Some quick comments about Genevera Allen statements regarding Machine Learning

Start note: Favio Vazquez made a great job in his article about it with a lot of charts and showing that in modern Machine Learning approach with the tools that we currently have the problems of replication and methodology are being tackled.

It’s becoming a great trend: Some researcher has some criticism about Machine Learning and they start to do some cherry picking (fallacy of incomplete evidence) in potential issues start with statements like “We have a problem in Machine Learning and the results it’s not reproducible”, “Machine Learning doesn’t work”, “Artificial intelligence faces reproducibility crisis, “AI researchers allege that machine learning is alchemy and boom: we have click bait, rant, bashing and a never-ending spiral of non-construcive critcism. Afterward this researcher get some spotlights in public debate about Machine Learning, goes to CNN to give some interviews and becomes a “reference in issues in Machine Learning”.

Right now it’s time for Ms. Allen do the following question/statement “Can we trust scientific discoveries made using machine learning?” where she brings good arguments for the debate, but I think she misses the point to 1) not bring any solution/proposal and 2) the statement itself its too abroad and obvious that can be applied in any science field.

My main intention here it’s just to make very short comments to prove that these issues are very known by the Machine Learning community and we have several tools and methods to tackle these issues.

The second intention here it’s to demonstrate that this kind of very broad-obvious argument brings more friction than light to debate. I’ll include the statement and a short response below:

“The question is, ‘Can we really trust the discoveries that are currently being made using machine-learning techniques applied to large data sets?’” Allen said. “The answer in many situations is probably, ‘Not without checking,’ but work is underway on next-generation machine-learning systems that will assess the uncertainty and reproducibility of their predictions.”

Comment: More data do not imply in more insights and harder to have more data it’s to have the right combination of hyperparameters, feature engineering, and ensembling/stacking the models. And every scientific statement must be checked (this is a basic assumption of the scientific method). But this trend maybe cannot be a truth in modern research, as we are celebrating scientific statements (over selling) with the researchers intentionally hiding their methods and findings. It’s like Hans Bethe hiding his discoveries about stellar nucleosynthesis because in some point in the future someone can potentially use this to make atomic bombs.

“A lot of these techniques are designed to always make a prediction,” she said. “They never come back with ‘I don’t know,’ or ‘I didn’t discover anything,’ because they aren’t made to.”

Comment: This is simply not true. A very quick check in Scikit-Learn, XGBoost and Keras (3 of the most popular libraries of ML) shattered this argument.

“In precision medicine, it’s important to find groups of patients that have genomically similar profiles so you can develop drug therapies that are targeted to the specific genome for their disease,” Allen said. “People have applied machine learning to genomic data from clinical cohorts to find groups, or clusters, of patients with similar genomic profiles. “But there are cases where discoveries aren’t reproducible; the clusters discovered in one study are completely different than the clusters found in another,”

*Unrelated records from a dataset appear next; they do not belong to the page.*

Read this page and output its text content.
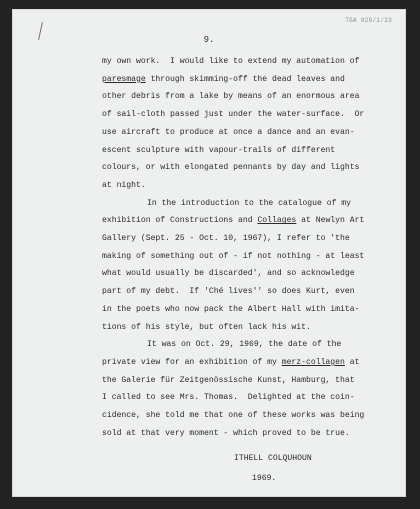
TGA 929/1/23
9.
my own work.  I would like to extend my automation of
paresmage through skimming-off the dead leaves and
other debris from a lake by means of an enormous area
of sail-cloth passed just under the water-surface.  Or
use aircraft to produce at once a dance and an evan-
escent sculpture with vapour-trails of different
colours, or with elongated pennants by day and lights
at night.
In the introduction to the catalogue of my
exhibition of Constructions and Collages at Newlyn Art
Gallery (Sept. 25 - Oct. 10, 1967), I refer to 'the
making of something out of - if not nothing - at least
what would usually be discarded', and so acknowledge
part of my debt.  If 'Ché lives'' so does Kurt, even
in the poets who now pack the Albert Hall with imita-
tions of his style, but often lack his wit.
It was on Oct. 29, 1969, the date of the
private view for an exhibition of my merz-collagen at
the Galerie für Zeitgenössische Kunst, Hamburg, that
I called to see Mrs. Thomas.  Delighted at the coin-
cidence, she told me that one of these works was being
sold at that very moment - which proved to be true.
ITHELL COLQUHOUN
1969.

Comment: Here it’s the classic use of misleading experience with a clear use of confirmation bias because of a lack of understanding between tools with methodology . The ‘logic’ of this argument is: A person wants to cut some vegetables to make a salad. This person uses a salad knife (the tool) but instead to use it accordingly (in the kitchen with a proper cutting board) this person cut the vegetables on the top of a stair after drink 2 bottles of vodka (the wrong method) and end up being cut; and after that this person get the conclusion that the knife is dangerous and doesn’t work.

There’s a bunch of guidelines being proposed and there’s several good resources like Machine Learning Mastery that already tackled this issue, this excellent post of Determined ML makes a good argument and this repo has tons of reproducible papers even using Deep Learning. The main point is: Any junior Machine Learning Engineer knows that hashing the dataset and fixing a seed at the beginning of the experiment can solve at least 90% of these problems.


There’s a lot of researches and journalists that cannot (or do not want to) understand that not only in Machine Learning but in all science there’s a huge problem of replication of the studies (this is not the case for Ms. Allen because she had a very interesting track record in ML in terms of publications). In psychology half of the studies cannot be replicated and even the medical findings in some instance are false that proves that is a very long road to minimize that kind of problem.